Increasing levels of neurofilament-light chain (NfL) and glial fibrillary acidic protein (GFAP) after drug discontinuation may identify previously stable MS patients at risk of new disease activity, according to Comprehensive Longitudinal Investigation of MS at the Brigham and Women’s Hospital (CLIMB) investigators (Bose et al. Neurol Neuroimmunol Neuroinflamm 2023;10:e200167; free full text at www.ncbi.nlm.nih.gov/pmc/articles/PMC10574823/pdf/NXI-2023-000383.pdf ).
The study obtained serum NfL and GFAP levels before and after drug discontinuation in 78 MS patients. Patients were younger than those enrolled in recent discontinuation trials. Median age was 48.5 years, and median disease duration was 12.3 years. All participants had no clinical attacks or MRI activity for two years before and after drug discontinuation. Most patients were taking a first-line injectable DMT (71%); 18% were on an oral DMT and 14% were receiving an infusion drug. The duration of follow-up was 4-9 years.
Overall, 35% of patients experienced 6-month confirmed disability worsening. The median time to CDW was 5.1 years after stopping treatment.
Prior to stopping treatment, the median sNfL level was 10.1 pg/mL; the median GFAP level was 109.7 pg/mL. Neither measure was predictive of future disease activity. However, an increase in either biomarker was predictive of 6-month CDW and new MRI activity. Patients had a significantly higher risk of CDW if there was a 100% increase in sNfL (hazard ratio 3.87) and a 50% increase in sGFAP (HR 5.34). Neither biomarker predicted relapse activity. However, a higher post-treatment sNfL level (HR 3.09) or GFAP level (HR 4.88) was associated with new MRI activity. The average time to new disease activity was two years.

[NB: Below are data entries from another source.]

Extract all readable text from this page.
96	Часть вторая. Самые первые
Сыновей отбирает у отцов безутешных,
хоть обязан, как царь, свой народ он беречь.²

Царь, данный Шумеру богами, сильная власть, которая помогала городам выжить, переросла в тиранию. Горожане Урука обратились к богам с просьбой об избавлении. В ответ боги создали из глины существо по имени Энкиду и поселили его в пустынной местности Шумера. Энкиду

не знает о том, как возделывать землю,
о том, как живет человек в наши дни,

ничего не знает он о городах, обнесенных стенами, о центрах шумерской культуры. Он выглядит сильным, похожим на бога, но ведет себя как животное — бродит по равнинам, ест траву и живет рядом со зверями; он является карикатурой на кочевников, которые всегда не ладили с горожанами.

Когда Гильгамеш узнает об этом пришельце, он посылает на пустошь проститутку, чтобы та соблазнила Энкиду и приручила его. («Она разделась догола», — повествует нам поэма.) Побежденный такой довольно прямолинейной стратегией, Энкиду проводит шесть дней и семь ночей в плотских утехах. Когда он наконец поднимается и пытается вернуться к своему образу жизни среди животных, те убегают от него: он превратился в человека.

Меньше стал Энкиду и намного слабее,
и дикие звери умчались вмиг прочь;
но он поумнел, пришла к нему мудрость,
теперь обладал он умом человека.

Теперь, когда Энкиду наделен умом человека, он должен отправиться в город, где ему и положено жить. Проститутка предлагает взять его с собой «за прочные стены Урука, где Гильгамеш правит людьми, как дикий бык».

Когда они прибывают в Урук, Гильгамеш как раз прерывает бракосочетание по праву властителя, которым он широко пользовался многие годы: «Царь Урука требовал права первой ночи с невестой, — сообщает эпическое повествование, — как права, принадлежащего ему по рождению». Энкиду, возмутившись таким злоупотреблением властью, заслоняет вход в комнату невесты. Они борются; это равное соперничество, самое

The authors noted that in this younger population, increasing sNfL and GFAP levels after drug discontinuation may herald a recurrence of disease activity 2-5 years before it manifests. This would enable clinicians to reinitiate treatment in at-risk patients.
It should be noted that it is not known if restarting treatment in patients with rising biomarker levels will prevent future disability worsening. It is also unclear if the CLIMB findings would be generalizable to older patients who stop treatment or were on a higher-efficacy DMT. Two of three previous discontinuation trials enrolled patients aged 55+ years (DISCOMS) or >50 years (STOP-I-SEP).